Density which refers to braiding techniques that use up to 280 different elements (yarns, polymers, or wires in many combinations) in one fabric structure. Sutures by comparison use 8 or 16 yarns. Complex braids can create specific diameters and densities for specialized medical applications. This means fabric manufacturers can “dial-in” an exact number of elements and densities needed by the application.

Radial expansion is, of course, an ability to expand radially. It's based on axial compression forces called foreshortening. Like Chinese finger cuffs, braided fabrics compress or expand radially depending on how it's pulled. In medical devices, braids can be packed to a small diameter in catheter delivery systems, and then undergo a shape transformation when in position in the body.

Specialized braiding was created in response to new requirements. For example, it's now possible to put platinum and other radiopaque materials in with metals or polymers — letting physicians visualize device locations during deployment and placement.
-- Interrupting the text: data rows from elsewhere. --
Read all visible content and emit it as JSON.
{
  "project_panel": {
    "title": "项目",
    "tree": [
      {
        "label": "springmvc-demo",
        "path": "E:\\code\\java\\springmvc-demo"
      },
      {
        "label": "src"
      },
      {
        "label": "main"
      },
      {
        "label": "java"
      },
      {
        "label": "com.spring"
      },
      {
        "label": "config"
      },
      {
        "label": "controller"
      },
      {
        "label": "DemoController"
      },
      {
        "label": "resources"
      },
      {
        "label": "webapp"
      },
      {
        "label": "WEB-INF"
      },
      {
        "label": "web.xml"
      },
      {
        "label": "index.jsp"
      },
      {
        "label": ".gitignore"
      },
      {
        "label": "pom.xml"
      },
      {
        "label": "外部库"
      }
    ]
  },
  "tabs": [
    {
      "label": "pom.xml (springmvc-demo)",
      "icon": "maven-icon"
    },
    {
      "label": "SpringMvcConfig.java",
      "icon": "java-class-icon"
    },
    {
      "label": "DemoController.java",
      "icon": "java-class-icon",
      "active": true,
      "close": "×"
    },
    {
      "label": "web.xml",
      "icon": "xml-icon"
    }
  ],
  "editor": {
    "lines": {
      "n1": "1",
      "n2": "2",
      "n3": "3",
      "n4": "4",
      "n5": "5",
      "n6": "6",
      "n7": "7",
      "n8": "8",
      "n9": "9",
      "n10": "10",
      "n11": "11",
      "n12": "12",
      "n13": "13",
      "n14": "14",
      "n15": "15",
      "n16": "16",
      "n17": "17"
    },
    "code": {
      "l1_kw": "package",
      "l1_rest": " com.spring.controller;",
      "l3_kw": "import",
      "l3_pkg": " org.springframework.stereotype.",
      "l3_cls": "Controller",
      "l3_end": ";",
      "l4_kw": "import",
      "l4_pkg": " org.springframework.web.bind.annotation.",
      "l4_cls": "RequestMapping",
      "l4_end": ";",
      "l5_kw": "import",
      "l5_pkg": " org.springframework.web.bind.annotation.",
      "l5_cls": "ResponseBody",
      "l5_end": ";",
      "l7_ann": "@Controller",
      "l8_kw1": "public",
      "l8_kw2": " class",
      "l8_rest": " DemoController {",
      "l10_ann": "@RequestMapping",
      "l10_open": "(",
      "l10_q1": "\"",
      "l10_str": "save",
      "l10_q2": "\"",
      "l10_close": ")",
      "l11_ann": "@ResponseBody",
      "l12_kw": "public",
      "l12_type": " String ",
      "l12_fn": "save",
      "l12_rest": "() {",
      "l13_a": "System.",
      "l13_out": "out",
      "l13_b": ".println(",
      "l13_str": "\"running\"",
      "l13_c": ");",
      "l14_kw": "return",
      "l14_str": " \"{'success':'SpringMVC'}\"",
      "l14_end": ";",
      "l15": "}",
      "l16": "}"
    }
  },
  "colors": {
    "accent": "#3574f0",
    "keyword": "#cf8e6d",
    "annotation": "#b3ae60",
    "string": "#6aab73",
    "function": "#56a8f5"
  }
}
Alternatively, metals and polymers can be combined in the same structure to create substantial hoop strength of a lumen while maintaining a high-density tubular shape.

Innovation and collaboration

By working with device makers, fabric manufacturers can identify needed characteristics for a design. Then the teams can collaborate on a decision tree that leads to the right materials and a forming technology. Collaboration of this sort keeps edging the capabilities of today's devices forward by leveraging the design flexibility of fabrics made from a wide variety of materials.